Cette culture reste fondamentalement ancrée dans l’entreprise aujourd’hui, et il en sera probablement toujours ainsi. Même lors de sa dernière année de vie, Claude présidait régulièrement les réunions du conseil d’administration sur des sujets tels que les technologies de l’information le samedi matin ou le dimanche soir et continuait de bombarder ses collaborateurs d’e-mails tout en parcourant le globe, réclamant des réponses rapides peu importe l’heure du jour ou de la nuit.
Nombre de ses employés trouvaient en lui une source d’inspiration. Il était devenu leur mentor, une figure paternelle. Il semblait connaître tous ses collaborateurs personnellement, y compris leurs petites manies et leurs problèmes personnels, et leur attribuait des surnoms affectueux. Il s’était entouré d’équipes cosmopolites, multiculturelles et polyglottes. Son usage de la langue – française, anglaise ou espagnole – était familier, souvent très drôle, voire prosaïque.

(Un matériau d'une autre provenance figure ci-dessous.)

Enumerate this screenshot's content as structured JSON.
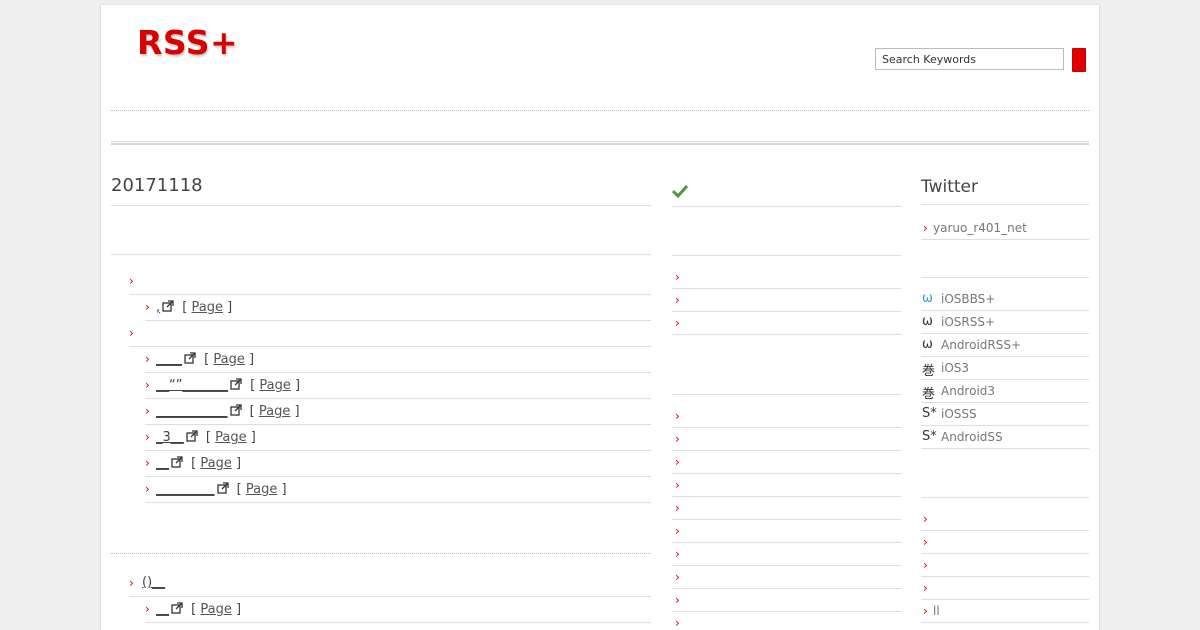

Il est, de fait, impossible d’exagérer l’influence qu’a eue la personnalité de Claude dans le développement de chaque facette de Trafigura aussi bien d’un point de vue interne qu’externe. Il fixa des standards extrêmement élevés pour tout : de la tenue vestimentaire des salariés jusqu’au vin servi lors des événements organisés par la société. Il exigeait une extrême rapidité de prise de décision et d’exécution et une approche tout aussi directe de l’identification et de la rectification des erreurs.
Il avait insisté pour que ses collaborateurs évitent de se vanter de leur succès et continuent d’assurer un service client fiable. Sa nature iconoclaste lui a permis de briser les conventions du métier, Il était viscéralement et ouvertement opposé aux gaspillages de l’entreprise, à la bureaucratie et au baratin.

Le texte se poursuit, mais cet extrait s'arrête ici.